As you can see you can't see any of the labels. During my honours year, I worked in a molecular evolution lab so I had learned about the Newick format, so I was wondering if there was a way to export the hierarchical clustering results into Newick format, so that I could use TreeView or some other tree visualising program to visualise or to manipulate the results. After some searching, I found this post from the Getting Genetics Done blog, which was exactly what I wanted.

So in almost the exact same instructions as the post I linked above:

#install if necessary
source("http://bioconductor.org/biocLite.R")
biocLite("ctc")

library(ctc)
#hierarchical clustering of my rows using average linkage
hc <- hclust(d <- as.dist(1 - cor(t(data), method="pearson")), method="average")
write.table(hc2Newick(hc), file="hc.newick")

Now open up hc.newick using your text editor of choice (e.g. Vim), and delete the first line, which should be "x" (with the double quotation marks). On the second line it should start as "1" " (with the double quotation marks), remove those so that the beginning of the line is now an open parenthesis i.e. (. Lastly go to the end of this line and remove the double quotation mark i.e. ", so that the end of the line is a semicolon i.e. ;.

Open your tree viewing program of choice, for example Dendroscope and open the hc.newick file. I prefer this program over TreeView because it allows you to zoom right into the tree (mouse scrolling) and to copy node information to the clipboard (as well as many other features!). Within Dendroscope, you can try different types of layouts, such as a circular dendrogram:

Colouring the branches

I learned of the sparcl package from this Stack Overflow post.

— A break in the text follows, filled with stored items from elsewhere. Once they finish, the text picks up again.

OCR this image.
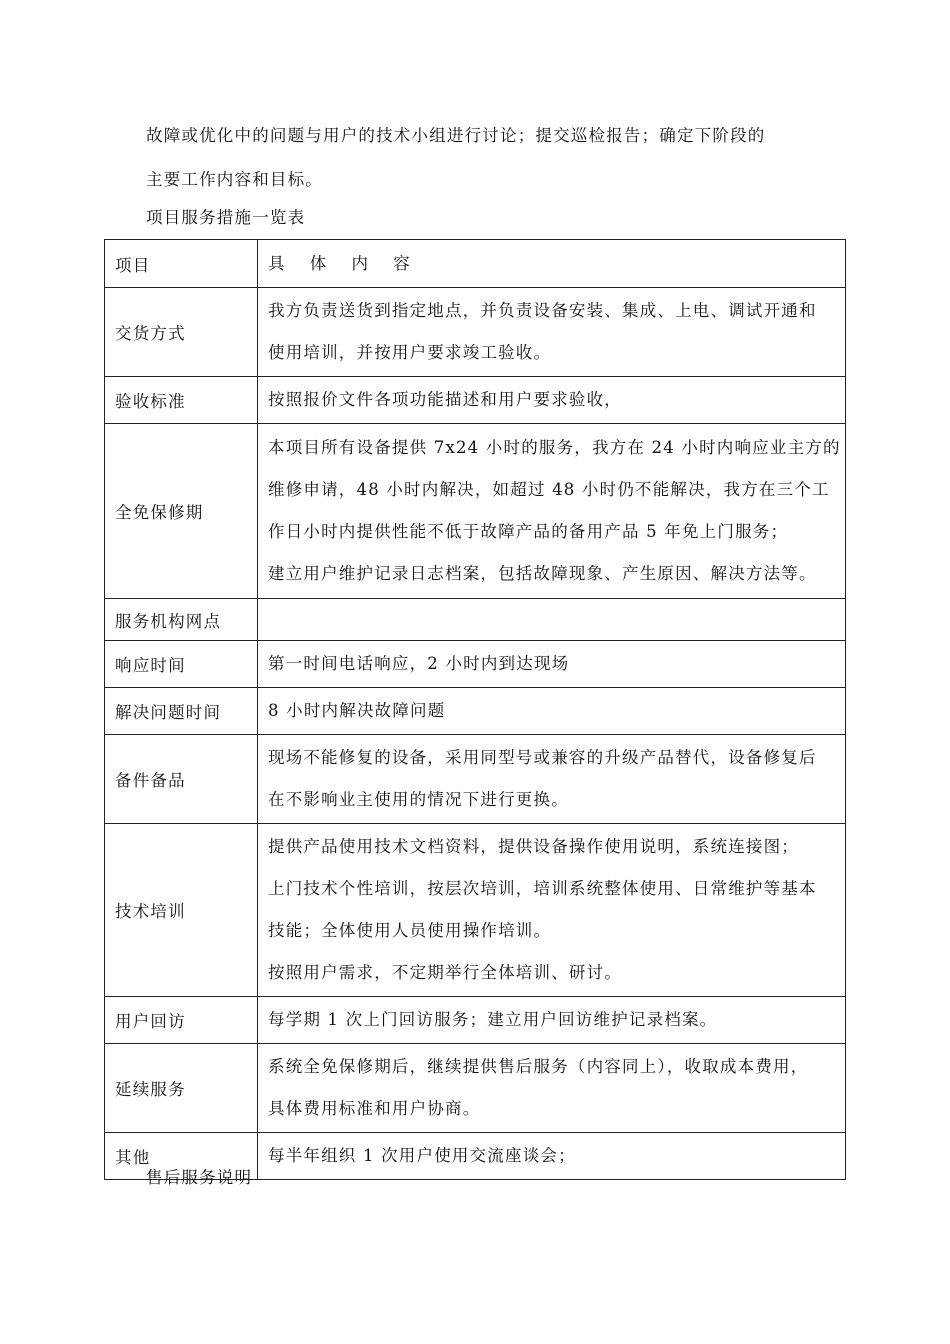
故障或优化中的问题与用户的技术小组进行讨论；提交巡检报告；确定下阶段的
主要工作内容和目标。
项目服务措施一览表
项目	具 体 内 容

交货方式	我方负责送货到指定地点，并负责设备安装、集成、上电、调试开通和
使用培训，并按用户要求竣工验收。

验收标准	按照报价文件各项功能描述和用户要求验收，

全免保修期	本项目所有设备提供 7x24 小时的服务，我方在 24 小时内响应业主方的
维修申请，48 小时内解决，如超过 48 小时仍不能解决，我方在三个工
作日小时内提供性能不低于故障产品的备用产品 5 年免上门服务；
建立用户维护记录日志档案，包括故障现象、产生原因、解决方法等。

服务机构网点	

响应时间	第一时间电话响应，2 小时内到达现场

解决问题时间	8 小时内解决故障问题

备件备品	现场不能修复的设备，采用同型号或兼容的升级产品替代，设备修复后
在不影响业主使用的情况下进行更换。

技术培训	提供产品使用技术文档资料，提供设备操作使用说明，系统连接图；
上门技术个性培训，按层次培训，培训系统整体使用、日常维护等基本
技能；全体使用人员使用操作培训。
按照用户需求，不定期举行全体培训、研讨。

用户回访	每学期 1 次上门回访服务；建立用户回访维护记录档案。

延续服务	系统全免保修期后，继续提供售后服务（内容同上），收取成本费用，
具体费用标准和用户协商。

其他	每半年组织 1 次用户使用交流座谈会；
售后服务说明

Here using the iris dataset, which comes with R, I colour the branches according to the species.

#install sparcl package
install.packages("sparcl")
#load package
library(sparcl)
names(iris)
[1] "Sepal.Length" "Sepal.Width"  "Petal.Length" "Petal.Width"  "Species"
hh <- hclust(dist(iris[,c(1:4)]))
table(iris$Species)

    setosa versicolor  virginica 
        50         50         50
species_as_numeric = as.numeric(iris$Species)
ColorDendrogram(hh,y=species_as_numeric,branchlength=2)

colour_hierarchical_clustering
The three species, setosa, versicolor and virginica, are mostly clustered together based on their sepal length, sepal width, petal length and petal width.